Most importantly, we want to grow and build our brand. As of 1st of November, we opened an office in Frankfurt and hired a new partner, Sven Roger Baron von Schilling. We have gained traction in the market and demonstrated that we consistently provide well-performing transactions. Word gets around. We get more and more family offices and PE firms that ask us to provide services. For us, this is a decent market. In general terms, there is only one economic condition that is problematic for M&A and that is when the business cycle is flat. Then we have an issue, because nobody is buying and no one is selling. If the cycle goes up or down, there will always be transactions.’

About Dr. Heiko Frank

Prior to starting Kloepfel CF, Dr. Heiko Frank had a long and successful career as an entrepreneur and investor. He started his first business, a consulting company, while still a university student. In the 1990’s, after the reunification of Germany and the fall of the Iron Curtain, he assisted many privatisations in Eastern Germany and Eastern Europe. Later, his company moved into the venture capital sphere where it worked with Technology Holding, that time Germany’s biggest VC-firm, on business planning, valuations and (after the dot-com bubble burst in 2001) restructuring. It is where he got his start in corporate finance.

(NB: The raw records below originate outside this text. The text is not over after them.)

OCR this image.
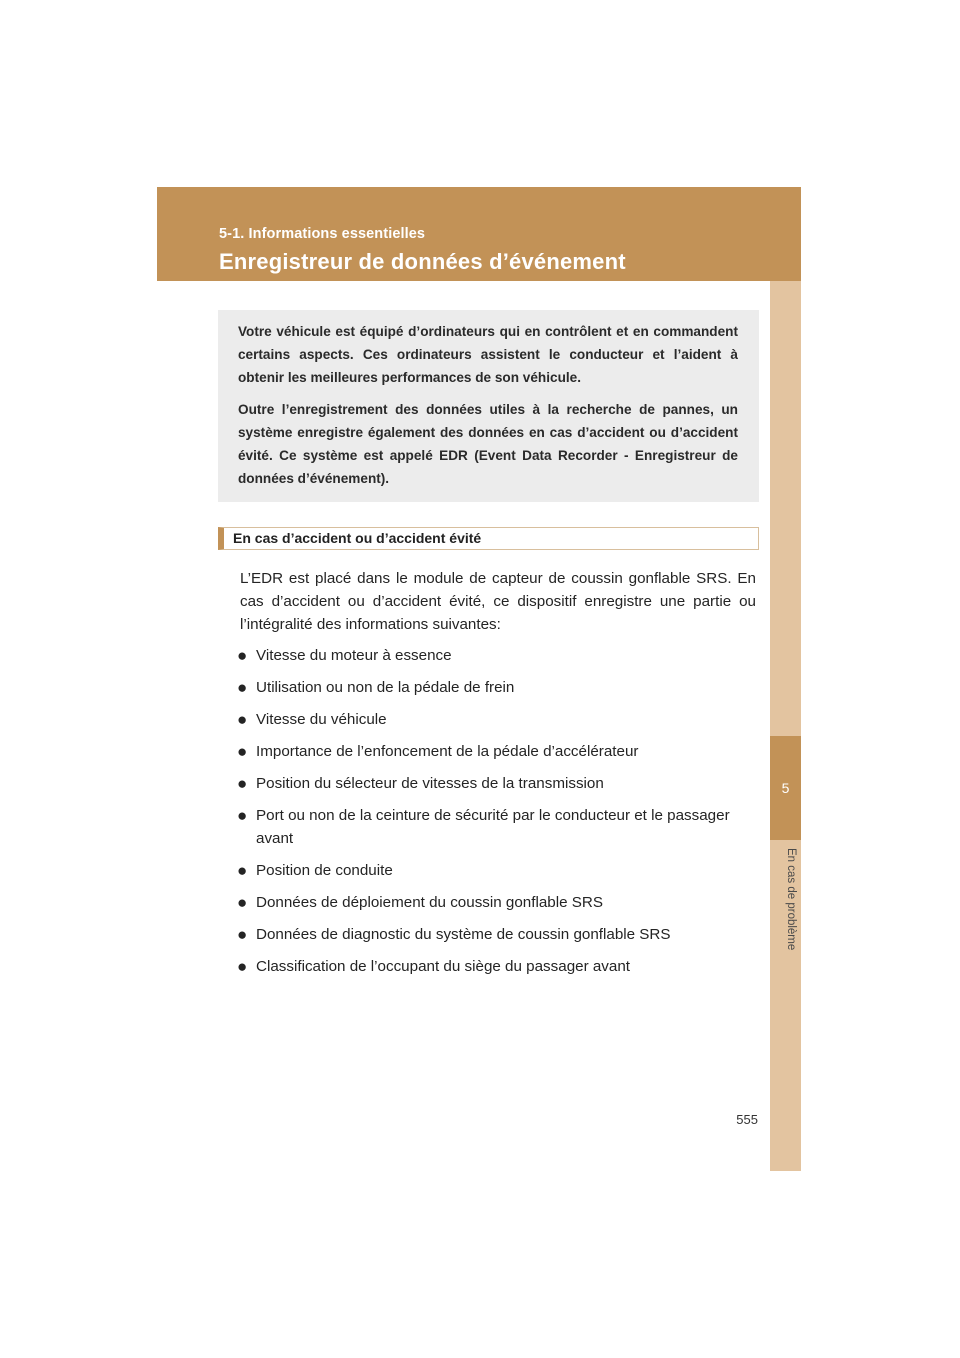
5-1. Informations essentielles
Enregistreur de données d’événement
5
En cas de problème

Votre véhicule est équipé d’ordinateurs qui en contrôlent et en commandent certains aspects. Ces ordinateurs assistent le conducteur et l’aident à obtenir les meilleures performances de son véhicule.

Outre l’enregistrement des données utiles à la recherche de pannes, un système enregistre également des données en cas d’accident ou d’accident évité. Ce système est appelé EDR (Event Data Recorder - Enregistreur de données d’événement).

En cas d’accident ou d’accident évité

L’EDR est placé dans le module de capteur de coussin gonflable SRS. En cas d’accident ou d’accident évité, ce dispositif enregistre une partie ou l’intégralité des informations suivantes:

● Vitesse du moteur à essence
● Utilisation ou non de la pédale de frein
● Vitesse du véhicule
● Importance de l’enfoncement de la pédale d’accélérateur
● Position du sélecteur de vitesses de la transmission
● Port ou non de la ceinture de sécurité par le conducteur et le passager avant
● Position de conduite
● Données de déploiement du coussin gonflable SRS
● Données de diagnostic du système de coussin gonflable SRS
● Classification de l’occupant du siège du passager avant
555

When Technology Holding was acquired by 3i Group, Heiko Frank sold the majority share of his company to 3i and established an international engineering and consulting company for 3i with offices across Europe. Together with 3i, he sold this business to the stock listed Israeli subsidiary company, calls Tefen Group, of the Baran Group and took later a seat on its board committee in Tel Aviv. After a three-year stint as a board member at IMAP, the second largest global independent M&A advisor network (appr. 200+ deals globally a year on average), Dr. Heiko Frank decided it was time to become an entrepreneur again. He got in touch with CEO Marc Kloepfel and set up Kloepfel Corporate Finance, of which he owns 50% of the shares. Internally, Kloepfel CF is deeply involved in the acquisitions of the Kloepfel Group. Externally, it focuses on M&A and Corporate Finance.